You had your fair share of tears in the past year, each the color of sadness. Some were shed for classrooms whose walls are now merely imagined. Some for people whose hands you can only touch via a screen. Some for trees you cannot hug. Some for homes and still moments – in airports or long bus rides; at sea or in the mountains; head up to the sky or looking down the earth.
We are living amid a monumental shift, Lia. I wish I can assure you that beautiful things can be looked forward to with certainty. But like time, touch and sight are but gifts lent to us. We exist in impermanence, and the only way to make sense of it all is to live now, Here, with intention and gratitude.

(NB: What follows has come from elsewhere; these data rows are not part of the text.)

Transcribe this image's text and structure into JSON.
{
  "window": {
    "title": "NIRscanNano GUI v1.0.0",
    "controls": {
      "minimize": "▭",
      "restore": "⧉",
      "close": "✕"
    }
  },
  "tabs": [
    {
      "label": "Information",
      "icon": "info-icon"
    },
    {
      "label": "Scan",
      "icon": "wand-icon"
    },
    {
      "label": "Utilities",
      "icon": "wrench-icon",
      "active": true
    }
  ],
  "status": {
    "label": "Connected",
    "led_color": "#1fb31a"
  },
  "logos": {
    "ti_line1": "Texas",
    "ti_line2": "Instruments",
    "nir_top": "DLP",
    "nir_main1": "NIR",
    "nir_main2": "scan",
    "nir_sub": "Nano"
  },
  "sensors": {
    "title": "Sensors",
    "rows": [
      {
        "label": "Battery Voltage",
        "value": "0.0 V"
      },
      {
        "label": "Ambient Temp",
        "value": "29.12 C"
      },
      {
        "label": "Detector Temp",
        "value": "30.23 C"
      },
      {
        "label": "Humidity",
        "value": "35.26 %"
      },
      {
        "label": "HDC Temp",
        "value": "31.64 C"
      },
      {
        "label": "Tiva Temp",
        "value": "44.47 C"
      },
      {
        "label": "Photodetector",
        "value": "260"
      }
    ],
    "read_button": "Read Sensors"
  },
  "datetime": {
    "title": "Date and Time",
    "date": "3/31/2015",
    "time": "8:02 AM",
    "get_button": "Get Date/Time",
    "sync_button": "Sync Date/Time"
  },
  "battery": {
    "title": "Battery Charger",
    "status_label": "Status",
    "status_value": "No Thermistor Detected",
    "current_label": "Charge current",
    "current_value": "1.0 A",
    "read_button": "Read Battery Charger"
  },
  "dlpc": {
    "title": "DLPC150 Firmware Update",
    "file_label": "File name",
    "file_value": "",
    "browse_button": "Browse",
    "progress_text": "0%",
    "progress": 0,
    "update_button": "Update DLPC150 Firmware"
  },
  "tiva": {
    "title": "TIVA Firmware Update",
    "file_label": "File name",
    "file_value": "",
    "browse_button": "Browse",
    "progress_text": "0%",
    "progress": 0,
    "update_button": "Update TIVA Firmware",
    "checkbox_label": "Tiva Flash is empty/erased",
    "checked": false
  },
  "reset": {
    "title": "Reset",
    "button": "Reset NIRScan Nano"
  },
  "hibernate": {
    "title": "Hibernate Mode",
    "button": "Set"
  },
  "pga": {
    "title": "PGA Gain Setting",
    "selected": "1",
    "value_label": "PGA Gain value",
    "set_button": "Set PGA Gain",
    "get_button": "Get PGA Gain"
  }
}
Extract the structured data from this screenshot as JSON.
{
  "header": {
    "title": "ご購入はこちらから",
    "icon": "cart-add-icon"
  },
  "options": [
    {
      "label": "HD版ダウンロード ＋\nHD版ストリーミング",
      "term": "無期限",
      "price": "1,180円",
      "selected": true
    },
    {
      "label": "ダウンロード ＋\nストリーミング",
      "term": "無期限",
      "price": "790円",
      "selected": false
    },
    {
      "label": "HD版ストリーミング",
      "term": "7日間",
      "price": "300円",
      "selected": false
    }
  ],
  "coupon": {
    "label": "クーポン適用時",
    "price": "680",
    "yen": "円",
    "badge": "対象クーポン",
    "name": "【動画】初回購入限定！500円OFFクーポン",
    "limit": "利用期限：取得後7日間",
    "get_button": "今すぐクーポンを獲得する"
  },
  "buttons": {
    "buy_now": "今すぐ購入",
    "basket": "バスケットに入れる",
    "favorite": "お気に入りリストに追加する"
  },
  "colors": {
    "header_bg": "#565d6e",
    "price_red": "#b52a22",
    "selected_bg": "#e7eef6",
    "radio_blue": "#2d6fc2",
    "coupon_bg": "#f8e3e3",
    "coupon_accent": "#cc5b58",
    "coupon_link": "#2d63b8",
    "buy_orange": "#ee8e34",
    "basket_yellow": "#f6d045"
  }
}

So, today I hope to create space for gratitude. Despite the small world we now move in, like light, we can still move in it at our own speed, without contraptions and hooks. In spite of how grim the following days, weeks, and years might become, I have your resilience, humor, and wisdom to see them through with. And though tomorrow hangs in great uncertainty, I am grateful that we have us Here, now – dreaming, loving, fighting for the future, and making the best of what we have together, as we always do. This moment, what you feel Here and now, is real and certain. Never forget that.
Grateful to be Here on your ninth year on Earth, witnessing you soldier on,
Mama
PS – Your birthday was celebrated at home with your friends, Lola, and Lolo. You said it’s your “best birthday ever”.